L'uvéite correspond à une inflammation de l'uvée (tunique intermédiaire de l'œil). Cela concerne l'iris, les corps ciliaires et la choroïde. La sclérite touche la sclère qui est la tunique externe du globe oculaire formant le blanc de l'œil. «Cet effet indésirable est bien connu. Il est répertorié dans le résumé des caractéristiques produits, qui est le résumé de l'autorisation de mise sur le marché», précise au FigaroCatherine Deguines, responsable de l'unité de médicaments en rhumatologie de l'Agence française de sécurité sanitaire des produits de santé. Mais c'est la première fois qu'une étude en évalue la fréquence. Pour cela, les scientifiques ont mené une étude épidémiologique auprès de 934.147 personnes s'étant rendues chez un ophtalmologue entre 2000 et 2007 en Colombie-Britannique. Sur ce total, 10.827 prenaient des biphosphonates pour la première fois et 923.320 n'en avaient jamais pris. Parmi les utilisateurs de biphosphonates, l'incidence des uvéites s'élevait à 29/10.000 années-personnes, celle des sclérites à 63/10.000 années-personnes. Elle était de 20/10.000 pour l'uvéite et de 36/10.000 pour la sclérite chez les personnes non traitées par biphosphonates. «Certes, la fréquence s'élève de 50% pour l'uvéite mais, attention, cette affection est très rare au départ», souligne le Pr Bernard Bannwarth, rhumatologue au CHU de Bordeaux. «Autrement dit, il faut traiter 1100 patients pour qu'une uvéite apparaisse.
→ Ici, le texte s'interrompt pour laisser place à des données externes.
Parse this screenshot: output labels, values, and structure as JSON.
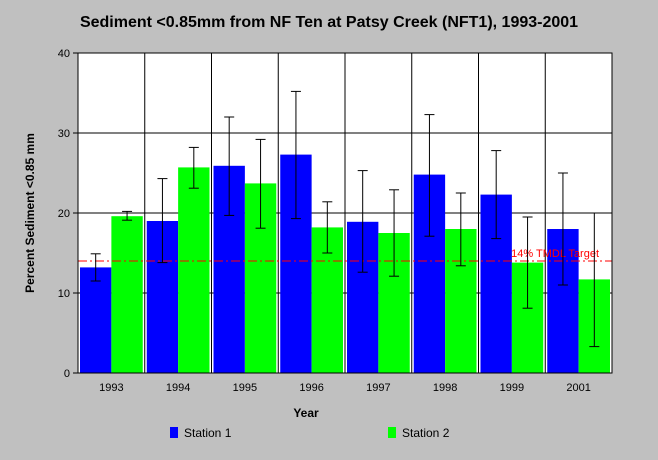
{
  "chart_data": {
    "type": "bar",
    "title": "Sediment <0.85mm from NF Ten at Patsy Creek (NFT1), 1993-2001",
    "xlabel": "Year",
    "ylabel": "Percent Sediment <0.85 mm",
    "ylim": [
      0,
      40
    ],
    "yticks": [
      0,
      10,
      20,
      30,
      40
    ],
    "grid": true,
    "legend_position": "bottom",
    "categories": [
      "1993",
      "1994",
      "1995",
      "1996",
      "1997",
      "1998",
      "1999",
      "2001"
    ],
    "series": [
      {
        "name": "Station 1",
        "color": "#0000ff",
        "values": [
          13.2,
          19.0,
          25.9,
          27.3,
          18.9,
          24.8,
          22.3,
          18.0
        ],
        "error_low": [
          11.5,
          13.8,
          19.7,
          19.3,
          12.6,
          17.1,
          16.8,
          11.0
        ],
        "error_high": [
          14.9,
          24.3,
          32.0,
          35.2,
          25.3,
          32.3,
          27.8,
          25.0
        ]
      },
      {
        "name": "Station 2",
        "color": "#00ff00",
        "values": [
          19.6,
          25.7,
          23.7,
          18.2,
          17.5,
          18.0,
          13.8,
          11.7
        ],
        "error_low": [
          19.1,
          23.1,
          18.1,
          15.0,
          12.1,
          13.4,
          8.1,
          3.3
        ],
        "error_high": [
          20.2,
          28.2,
          29.2,
          21.4,
          22.9,
          22.5,
          19.5,
          20.0
        ]
      }
    ],
    "reference_line": {
      "value": 14,
      "label": "14% TMDL Target",
      "color": "#ff0000"
    }
  }
}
Pour la sclérite, c'est 370 patients qui doivent être traités. Mais ce nombre me paraît surestimé.» Ces inflammations ne sont pas bénignes, mais pour les spécialistes, il n'y a surtout pas lieu de s'alarmer. «D'autant que les effets indésirables ophtalmiques apparaissent tôt après le début du traitement et se terminent vite dès lors qu'il est arrêté», insiste le Pr François Chast, chef du service pharmacologie-toxicologie de l'Hôtel-Dieu à Paris. Inutile donc de mettre en place des mesures de surveillance particulières. «Mais un patient sous biphosphonate dont l'œil est rouge et douloureux doit consulter un médecin», souligne le Pr Chast.
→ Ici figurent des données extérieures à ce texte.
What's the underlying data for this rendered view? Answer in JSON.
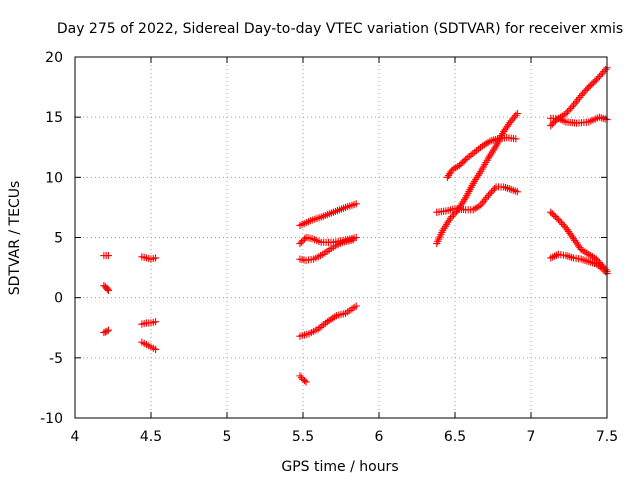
{
  "chart_data": {
    "type": "scatter",
    "title": "Day 275 of 2022, Sidereal Day-to-day VTEC variation (SDTVAR) for receiver xmis",
    "xlabel": "GPS time / hours",
    "ylabel": "SDTVAR / TECUs",
    "xlim": [
      4,
      7.5
    ],
    "ylim": [
      -10,
      20
    ],
    "x_ticks": [
      "4",
      "4.5",
      "5",
      "5.5",
      "6",
      "6.5",
      "7",
      "7.5"
    ],
    "y_ticks": [
      "-10",
      "-5",
      "0",
      "5",
      "10",
      "15",
      "20"
    ],
    "grid": true,
    "legend": "none",
    "marker": "plus",
    "color": "#ff0000",
    "tracks": [
      [
        [
          4.19,
          3.5
        ],
        [
          4.22,
          3.5
        ]
      ],
      [
        [
          4.19,
          1.0
        ],
        [
          4.21,
          0.8
        ],
        [
          4.22,
          0.6
        ]
      ],
      [
        [
          4.19,
          -2.9
        ],
        [
          4.21,
          -2.8
        ],
        [
          4.22,
          -2.7
        ]
      ],
      [
        [
          4.44,
          3.4
        ],
        [
          4.47,
          3.3
        ],
        [
          4.5,
          3.2
        ],
        [
          4.53,
          3.3
        ]
      ],
      [
        [
          4.44,
          -2.2
        ],
        [
          4.47,
          -2.1
        ],
        [
          4.5,
          -2.1
        ],
        [
          4.53,
          -2.0
        ]
      ],
      [
        [
          4.44,
          -3.7
        ],
        [
          4.47,
          -3.9
        ],
        [
          4.5,
          -4.1
        ],
        [
          4.53,
          -4.3
        ]
      ],
      [
        [
          5.48,
          6.0
        ],
        [
          5.55,
          6.4
        ],
        [
          5.62,
          6.7
        ],
        [
          5.7,
          7.1
        ],
        [
          5.78,
          7.5
        ],
        [
          5.85,
          7.8
        ]
      ],
      [
        [
          5.48,
          4.5
        ],
        [
          5.52,
          5.0
        ],
        [
          5.56,
          4.9
        ],
        [
          5.62,
          4.6
        ],
        [
          5.7,
          4.6
        ],
        [
          5.78,
          4.8
        ],
        [
          5.85,
          5.0
        ]
      ],
      [
        [
          5.48,
          3.2
        ],
        [
          5.52,
          3.1
        ],
        [
          5.57,
          3.2
        ],
        [
          5.63,
          3.6
        ],
        [
          5.7,
          4.2
        ],
        [
          5.76,
          4.6
        ],
        [
          5.83,
          4.8
        ]
      ],
      [
        [
          5.48,
          -3.2
        ],
        [
          5.54,
          -3.0
        ],
        [
          5.6,
          -2.6
        ],
        [
          5.66,
          -2.0
        ],
        [
          5.72,
          -1.5
        ],
        [
          5.78,
          -1.3
        ],
        [
          5.85,
          -0.7
        ]
      ],
      [
        [
          5.48,
          -6.5
        ],
        [
          5.5,
          -6.8
        ],
        [
          5.52,
          -7.0
        ]
      ],
      [
        [
          6.38,
          4.5
        ],
        [
          6.42,
          5.6
        ],
        [
          6.47,
          6.6
        ],
        [
          6.52,
          7.3
        ],
        [
          6.57,
          8.3
        ],
        [
          6.62,
          9.5
        ],
        [
          6.67,
          10.5
        ],
        [
          6.72,
          11.6
        ],
        [
          6.77,
          12.6
        ],
        [
          6.82,
          13.8
        ],
        [
          6.87,
          14.7
        ],
        [
          6.91,
          15.3
        ]
      ],
      [
        [
          6.38,
          7.1
        ],
        [
          6.44,
          7.2
        ],
        [
          6.5,
          7.4
        ],
        [
          6.57,
          7.3
        ],
        [
          6.62,
          7.3
        ],
        [
          6.67,
          7.7
        ],
        [
          6.72,
          8.5
        ],
        [
          6.77,
          9.2
        ],
        [
          6.82,
          9.2
        ],
        [
          6.87,
          9.0
        ],
        [
          6.91,
          8.8
        ]
      ],
      [
        [
          6.45,
          10.0
        ],
        [
          6.48,
          10.6
        ],
        [
          6.53,
          11.0
        ],
        [
          6.58,
          11.6
        ],
        [
          6.63,
          12.1
        ],
        [
          6.68,
          12.6
        ],
        [
          6.73,
          13.0
        ],
        [
          6.78,
          13.2
        ],
        [
          6.84,
          13.3
        ],
        [
          6.9,
          13.2
        ]
      ],
      [
        [
          7.13,
          14.3
        ],
        [
          7.17,
          14.8
        ],
        [
          7.23,
          15.3
        ],
        [
          7.28,
          16.0
        ],
        [
          7.33,
          16.8
        ],
        [
          7.38,
          17.5
        ],
        [
          7.43,
          18.1
        ],
        [
          7.48,
          18.8
        ],
        [
          7.5,
          19.1
        ]
      ],
      [
        [
          7.13,
          14.9
        ],
        [
          7.18,
          14.9
        ],
        [
          7.23,
          14.6
        ],
        [
          7.3,
          14.5
        ],
        [
          7.38,
          14.6
        ],
        [
          7.45,
          15.0
        ],
        [
          7.5,
          14.8
        ]
      ],
      [
        [
          7.13,
          7.1
        ],
        [
          7.18,
          6.5
        ],
        [
          7.23,
          5.8
        ],
        [
          7.28,
          4.9
        ],
        [
          7.33,
          4.0
        ],
        [
          7.38,
          3.6
        ],
        [
          7.43,
          3.2
        ],
        [
          7.48,
          2.5
        ],
        [
          7.5,
          2.2
        ]
      ],
      [
        [
          7.13,
          3.3
        ],
        [
          7.18,
          3.6
        ],
        [
          7.23,
          3.5
        ],
        [
          7.28,
          3.3
        ],
        [
          7.33,
          3.2
        ],
        [
          7.38,
          3.0
        ],
        [
          7.43,
          2.8
        ],
        [
          7.48,
          2.3
        ],
        [
          7.5,
          2.0
        ]
      ]
    ]
  }
}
Ces études pharmaco-épidémiologiques permettent avant tout de connaître la fréquence des effets indésirables sur une large population et de mieux évaluer le rapport risques/bénéfices des médicaments. «Elles sont d'autant plus nécessaires pour ces médicaments très largement utilisés dans l'ostéoporose post-ménopausique, ou cortico-induite», estime Jean Calop. Car, rappelle Bernard Bannwarth, il est impossible d'avoir détecté ces événements rares avant la mise sur le marché des médicaments. Les essais cliniques sont réalisés sur un nombre trop faible de malades pour les repérer. C'est uniquement après la commercialisation, dans la «vraie vie» qu'il est possible de les détecter grâce à la pharmacovigilance et aux études de suivi.
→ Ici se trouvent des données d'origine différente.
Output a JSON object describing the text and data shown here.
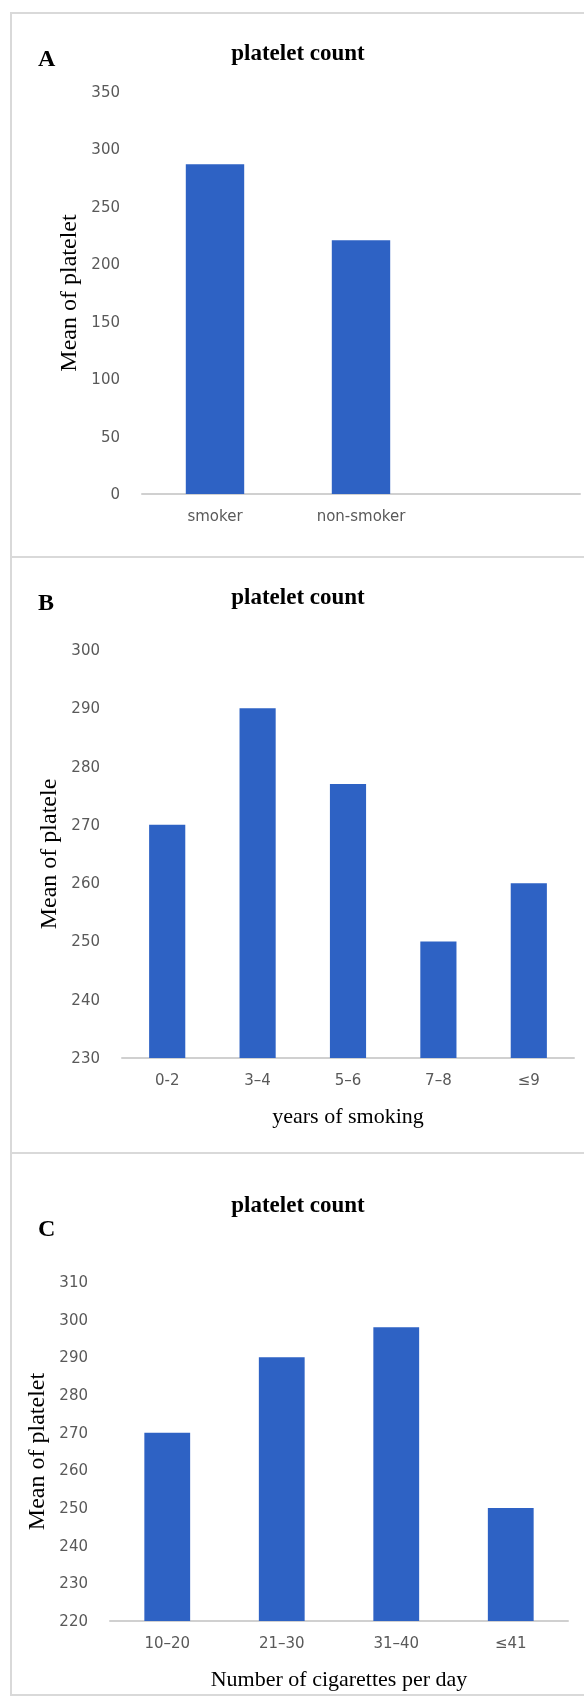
{
  "chart_data": [
    {
      "type": "bar",
      "title": "platelet count",
      "ylabel": "Mean of platelet",
      "annotations": [
        "A"
      ],
      "categories": [
        "smoker",
        "non-smoker",
        null
      ],
      "values": [
        287,
        221,
        null
      ],
      "color": "#2e62c4",
      "ylim": [
        0,
        350
      ],
      "yticks": [
        0,
        50,
        100,
        150,
        200,
        250,
        300,
        350
      ]
    },
    {
      "type": "bar",
      "title": "platelet count",
      "ylabel": "Mean of platele",
      "xlabel": "years of smoking",
      "annotations": [
        "B"
      ],
      "categories": [
        "0-2",
        "3–4",
        "5–6",
        "7–8",
        "≤9"
      ],
      "values": [
        270,
        290,
        277,
        250,
        260
      ],
      "color": "#2e62c4",
      "ylim": [
        230,
        300
      ],
      "yticks": [
        230,
        240,
        250,
        260,
        270,
        280,
        290,
        300
      ]
    },
    {
      "type": "bar",
      "title": "platelet count",
      "ylabel": "Mean of platelet",
      "xlabel": "Number of cigarettes per day",
      "annotations": [
        "C"
      ],
      "categories": [
        "10–20",
        "21–30",
        "31–40",
        "≤41"
      ],
      "values": [
        270,
        290,
        298,
        250
      ],
      "color": "#2e62c4",
      "ylim": [
        220,
        310
      ],
      "yticks": [
        220,
        230,
        240,
        250,
        260,
        270,
        280,
        290,
        300,
        310
      ]
    }
  ]
}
Fractures atypiques du fémur

Pour les biphosphonates destinés à éviter les fractures provoquées par l'ostéoporose, l'apparition de fractures atypiques du fémur a donné lieu l'année dernière à une mise au point de l'Afssaps. «Ces effets indésirables qui, j'insiste, restent exceptionnels nous aident à traiter le malade différemment. Nous apprenons à connaître le médicament, à mieux le prescrire», estime Bernard Bannwarth.

La découverte d'effets indésirables possède aussi une autre vertu: cela permet aux médecins et aux malades de s'interroger sur le bien-fondé d'une prescription de médicament. «Les biphosphonates ont pris leur envol au moment où les traitements hormonaux substitutifs étaient sur la sellette. L'enthousiasme des années 1990 fait place aujourd'hui à plus de circonspection», constate François Chast.